12 Jahre, 12 Momente

MARDER ON THE DANCEFLOOR

Ein Flitzer im Pelz unterbricht die Partie in Thun

10. März 2013, FC Thun – FC Zürich

 
Günther, Marder

«Eigentlich bin ich an jenem Tag nur vorbeigekommen, um mich zu beschweren. Seit der FC Thun dieses neue Stadion bezogen hatte, massen wir bei Heimspielen bei uns im Marder­bau regelmässig mehrere Dezibel über dem erlaubten Wert! Die Beschwerde, die wir zusammen mit anderen Nachbarn einreichten, fruchtete nicht.

Auch gegen den FCZ war es wieder mal zu laut. Während des Spiels fand ich keinen Ansprechpartner, also schaute ich eine Weile der Partie zu. Und seien wir ehrlich: Es war himmelschreiend langweilig. Den Entschluss für den Platzsturm fasste ich dann spontan. Klar kannte ich die Videos all jener unansehnlicher hüllenloser Flitzer. Dagegen wollte ich ein Zeichen setzen. Leider blieb mir keine Zeit für ein Transparent unserer Kampagne ‹Lieber im Pelz als nackt›. Aber ich glaube, man hat meine Beweggründe auch so verstanden. Schliesslich dauerte mein Auftritt mehrere Minuten!

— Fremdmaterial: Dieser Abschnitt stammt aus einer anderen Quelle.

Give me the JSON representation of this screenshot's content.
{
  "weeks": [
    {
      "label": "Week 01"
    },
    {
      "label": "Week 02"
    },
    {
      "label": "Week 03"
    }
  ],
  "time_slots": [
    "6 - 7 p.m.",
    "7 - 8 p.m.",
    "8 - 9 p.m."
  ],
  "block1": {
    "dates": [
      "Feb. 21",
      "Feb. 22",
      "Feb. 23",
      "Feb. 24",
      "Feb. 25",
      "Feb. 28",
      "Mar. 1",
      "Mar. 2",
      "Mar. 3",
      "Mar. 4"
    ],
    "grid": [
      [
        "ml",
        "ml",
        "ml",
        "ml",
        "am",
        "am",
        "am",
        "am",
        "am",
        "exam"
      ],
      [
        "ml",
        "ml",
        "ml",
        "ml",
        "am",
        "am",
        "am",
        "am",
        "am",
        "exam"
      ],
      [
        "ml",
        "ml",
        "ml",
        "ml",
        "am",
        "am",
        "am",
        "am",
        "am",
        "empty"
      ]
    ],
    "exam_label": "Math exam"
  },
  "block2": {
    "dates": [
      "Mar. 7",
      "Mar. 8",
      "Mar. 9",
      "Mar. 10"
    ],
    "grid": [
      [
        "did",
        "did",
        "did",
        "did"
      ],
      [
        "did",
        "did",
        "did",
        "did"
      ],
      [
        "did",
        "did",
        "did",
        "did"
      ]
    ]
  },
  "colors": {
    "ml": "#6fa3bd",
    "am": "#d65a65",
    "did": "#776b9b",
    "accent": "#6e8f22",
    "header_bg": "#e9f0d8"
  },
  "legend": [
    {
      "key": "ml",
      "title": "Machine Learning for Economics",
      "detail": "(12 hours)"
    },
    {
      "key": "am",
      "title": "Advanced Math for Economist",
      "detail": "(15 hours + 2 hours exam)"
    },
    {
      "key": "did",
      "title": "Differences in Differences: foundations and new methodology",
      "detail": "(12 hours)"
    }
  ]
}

Erst wollte ich nur einmal quer übers Feld rennen. Doch diesen Kick, den dir jubelnde Zuschauer geben, den willst du immer wieder erleben. Ich war sofort süchtig. Ewig hätte ich weitermachen können. Denn die erbärmlichen Einfangversuche der Helfer mit gross­maschigen Netzen und Jacken hätten nie gefruchtet.

L­eider kam dann aber dieser Benito. Ich hatte mich ja immer gefragt, wie Menschen wohl schmecken. Er jedenfalls nach einer Mischung aus Amsel und Eidechse. Nicht übel jedenfalls. Von diesem Goalie Da Costa konnte ich der Handschuhe wegen leider nicht probieren. Aber ich mag ohnehin kein portugiesisches Essen. Zu fade.

Würde ich es nochmals machen? Auf jeden Fall! Aber das wird nun leider schwierig. Ihr kennt die Gesetze: Eintrag in die Hooligan-Datenbank, Rayonverbot, schweizweites Stadionverbot. Besonders hart ist es, wenn ich in meinem Bau rumhänge und die Fans jubeln höre. Denn ich weiss, sie würden noch viel mehr jubeln, wenn sie mich wieder sehen könnten.»